Вадим подключил наиболее спокойные регистрирующие приборы с перьями-самописцами. На длинной разграфленной ленте они оставляли цветные линии.
Ровненькие зубчики пульса, округлые волнистые кривые говорили о полном сердечном покое Риммы. Она не понимала сущности испытаний. Не раз ее просили поговорить в микрофон, может быть, и сейчас Вадим проверяет, как разные звуки действуют на человека? Зачем это людям нужно, неизвестно. Впрочем, она и не стремилась «засорять мозги» всякой чепухой, а потому, слепо выполняя приказания, никогда не расспрашивала, к чему это все и зачем? Толь Толич тоже придерживался этого метода. «Любопытному в театре нос прищемили, — шутливо предупредил он Римму перед тем, как «бросить на производство». — В нашем деле чем меньше знаешь, тем спокойнее».
Предупредил он ее на всякий случай, а скорее всего — по привычке. В НИИАП секретными работами не занимались, но когда-то давно Медоварову пришлось иметь дело с секретной лабораторией. С тех пор даже на фабрике, выпускающей пластмассовых жучков и паучков, чертежи новых клипсов и брошек он спускал в цех с грифом: «Для служебного пользования». Не мудрено, что в воспитании Риммы Толь Толич сыграл существенную роль. Ее ленивый ум ждал именно такого руководства. Вадима удивляло, что никогда она не спрашивала его о технике, но это было простительно. Вечера мимолетны, не хватало времени даже для стихов.

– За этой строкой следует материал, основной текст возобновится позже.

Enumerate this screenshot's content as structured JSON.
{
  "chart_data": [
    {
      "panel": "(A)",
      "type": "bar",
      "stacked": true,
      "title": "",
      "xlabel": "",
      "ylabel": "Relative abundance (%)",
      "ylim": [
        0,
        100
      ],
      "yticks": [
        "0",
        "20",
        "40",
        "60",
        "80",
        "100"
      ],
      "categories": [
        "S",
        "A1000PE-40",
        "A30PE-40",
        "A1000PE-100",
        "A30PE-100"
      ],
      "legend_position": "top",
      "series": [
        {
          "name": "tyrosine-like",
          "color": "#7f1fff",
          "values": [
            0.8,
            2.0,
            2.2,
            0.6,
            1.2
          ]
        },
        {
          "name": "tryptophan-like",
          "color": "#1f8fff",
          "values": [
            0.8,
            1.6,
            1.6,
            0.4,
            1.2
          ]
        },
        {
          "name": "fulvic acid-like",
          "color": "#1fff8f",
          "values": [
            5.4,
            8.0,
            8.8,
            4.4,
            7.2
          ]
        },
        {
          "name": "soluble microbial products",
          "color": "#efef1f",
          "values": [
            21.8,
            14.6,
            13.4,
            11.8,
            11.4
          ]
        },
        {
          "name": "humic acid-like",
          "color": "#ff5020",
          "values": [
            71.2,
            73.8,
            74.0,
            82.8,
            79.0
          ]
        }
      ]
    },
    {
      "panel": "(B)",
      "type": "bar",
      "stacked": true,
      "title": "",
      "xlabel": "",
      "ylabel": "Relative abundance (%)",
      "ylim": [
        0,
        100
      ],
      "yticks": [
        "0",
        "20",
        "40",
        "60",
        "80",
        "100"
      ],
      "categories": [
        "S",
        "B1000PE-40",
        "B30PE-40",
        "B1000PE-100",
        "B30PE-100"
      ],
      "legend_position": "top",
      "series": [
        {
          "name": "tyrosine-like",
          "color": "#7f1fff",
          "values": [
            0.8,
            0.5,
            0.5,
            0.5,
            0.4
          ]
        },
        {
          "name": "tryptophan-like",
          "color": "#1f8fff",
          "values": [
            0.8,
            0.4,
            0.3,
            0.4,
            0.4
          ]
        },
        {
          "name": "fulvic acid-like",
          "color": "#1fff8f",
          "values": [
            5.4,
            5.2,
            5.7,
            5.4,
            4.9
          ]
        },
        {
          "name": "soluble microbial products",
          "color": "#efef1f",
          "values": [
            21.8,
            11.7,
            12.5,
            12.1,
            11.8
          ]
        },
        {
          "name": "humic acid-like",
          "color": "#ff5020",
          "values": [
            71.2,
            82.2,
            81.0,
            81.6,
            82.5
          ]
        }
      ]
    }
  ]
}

Но сейчас надо чем-то взволновать Римму, только осторожно, чтобы не получилось, как на предыдущих испытаниях с Марком Мироновичем и самим Вадимом.
Вчера в газетах он прочел, что на одном из островов, где патриоты боролись за свою независимость, колониальные войска спалили и уничтожили несколько деревень. Погибли сотни женщин и детей. Повстанцев бросили в тюрьму, и теперь они ждут казни. Не только Вадима, но и всех работников здешнего института, иностранных гостей, да и, наверное, всех честных людей мира, серьезно взволновало это известие. Опять колонизаторы не унимаются, опять льется кровь.